Delete different nested object if parent meets condition

I want to delete different sub-objects from a json file (whilst maintaining the original structure) depending on whether the parent object's key meets a given condition.

Say I have:

{
  "A": {
    "1": {
      "bar": 1,
      "foo": 0
    }
  },
  "B": {
    "2": {
      "not_here": 0,
      "foo": 0
    },
    "3": {
      "bar": 0,
      "foo": 1
    }
  },
  "C": {
    "4": {
      "bar": 0,
      "foo": 1
    }
  }
}

And for all nested objects with keys in ["1", "2"], I want to delete the bar object, and otherwise I want to delete the foo object, so the output expected being:

{
  "A": {
    "1": {
      "foo": 0
    }
  },
  "B": {
    "2": {
      "not_here": 0,
      "foo": 0
    },
    "3": {
      "bar": 0
    }
  },
  "C": {
    "4": {
      "bar": 0
    }
  }
}

I would've thought this would work:

.[][] |= (if .key == ("1", "2") then del(.bar) else del(.foo) end)

But there's something wrong with my conditional I think as it just deletes foo everywhere.

Upvotes: 0

Views: 294

Answers (1)

peak
peak

Reputation: 116880

Using your approach, you could write:

.[] |= with_entries(
   if (.key == "1" or .key == "2") 
   then .value |= del(.bar) 
   else .value |= del(.foo)
   end)

with_entries makes it easy to access each "key" and corresponding "value".

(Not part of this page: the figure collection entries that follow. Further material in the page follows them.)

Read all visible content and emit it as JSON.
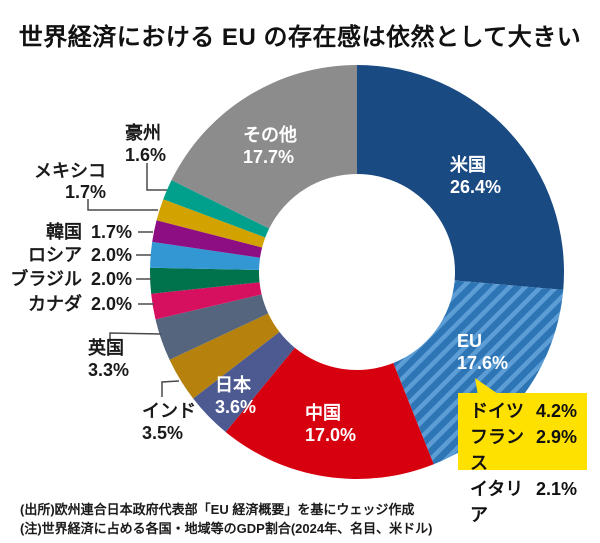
{
  "title": "世界経済における EU の存在感は依然として大きい",
  "chart_data": {
    "type": "pie",
    "subtype": "donut",
    "unit": "%",
    "start_angle_deg": 0,
    "direction": "clockwise",
    "legend_position": "none",
    "segments": [
      {
        "label": "米国",
        "value": 26.4,
        "value_label": "26.4%",
        "color": "#1a4a82"
      },
      {
        "label": "EU",
        "value": 17.6,
        "value_label": "17.6%",
        "color": "#2e75b6",
        "pattern": "diagonal-stripes",
        "pattern_color": "#5d9dd5"
      },
      {
        "label": "中国",
        "value": 17.0,
        "value_label": "17.0%",
        "color": "#d7000f"
      },
      {
        "label": "日本",
        "value": 3.6,
        "value_label": "3.6%",
        "color": "#4d5a92"
      },
      {
        "label": "インド",
        "value": 3.5,
        "value_label": "3.5%",
        "color": "#b6820d"
      },
      {
        "label": "英国",
        "value": 3.3,
        "value_label": "3.3%",
        "color": "#55657e"
      },
      {
        "label": "カナダ",
        "value": 2.0,
        "value_label": "2.0%",
        "color": "#d70f5f"
      },
      {
        "label": "ブラジル",
        "value": 2.0,
        "value_label": "2.0%",
        "color": "#00724c"
      },
      {
        "label": "ロシア",
        "value": 2.0,
        "value_label": "2.0%",
        "color": "#3397d4"
      },
      {
        "label": "韓国",
        "value": 1.7,
        "value_label": "1.7%",
        "color": "#8c0e82"
      },
      {
        "label": "メキシコ",
        "value": 1.7,
        "value_label": "1.7%",
        "color": "#d2a200"
      },
      {
        "label": "豪州",
        "value": 1.6,
        "value_label": "1.6%",
        "color": "#00a08c"
      },
      {
        "label": "その他",
        "value": 17.7,
        "value_label": "17.7%",
        "color": "#8c8c8c"
      }
    ]
  },
  "callout": {
    "rows": [
      {
        "name": "ドイツ",
        "value": "4.2%"
      },
      {
        "name": "フランス",
        "value": "2.9%"
      },
      {
        "name": "イタリア",
        "value": "2.1%"
      }
    ]
  },
  "source": "(出所)欧州連合日本政府代表部「EU 経済概要」を基にウェッジ作成",
  "note": "(注)世界経済に占める各国・地域等のGDP割合(2024年、名目、米ドル)",
  "colors": {
    "background": "#ffffff",
    "title_text": "#111111",
    "outside_label_text": "#1a1a1a",
    "inside_label_text": "#ffffff",
    "leader_line": "#4a4a4a",
    "callout_bg": "#ffe100",
    "callout_text": "#111111"
  }
}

Your attempt failed because .[][] reaches down too deeply into the data, as you can see by running jq '.[][]'. If you do, you'll see why your attempt ends up deleting the foo keys unconditionally, the point being that .key is only defined for you in the context of with_entries (though to_entries can be used to achieve the same effect).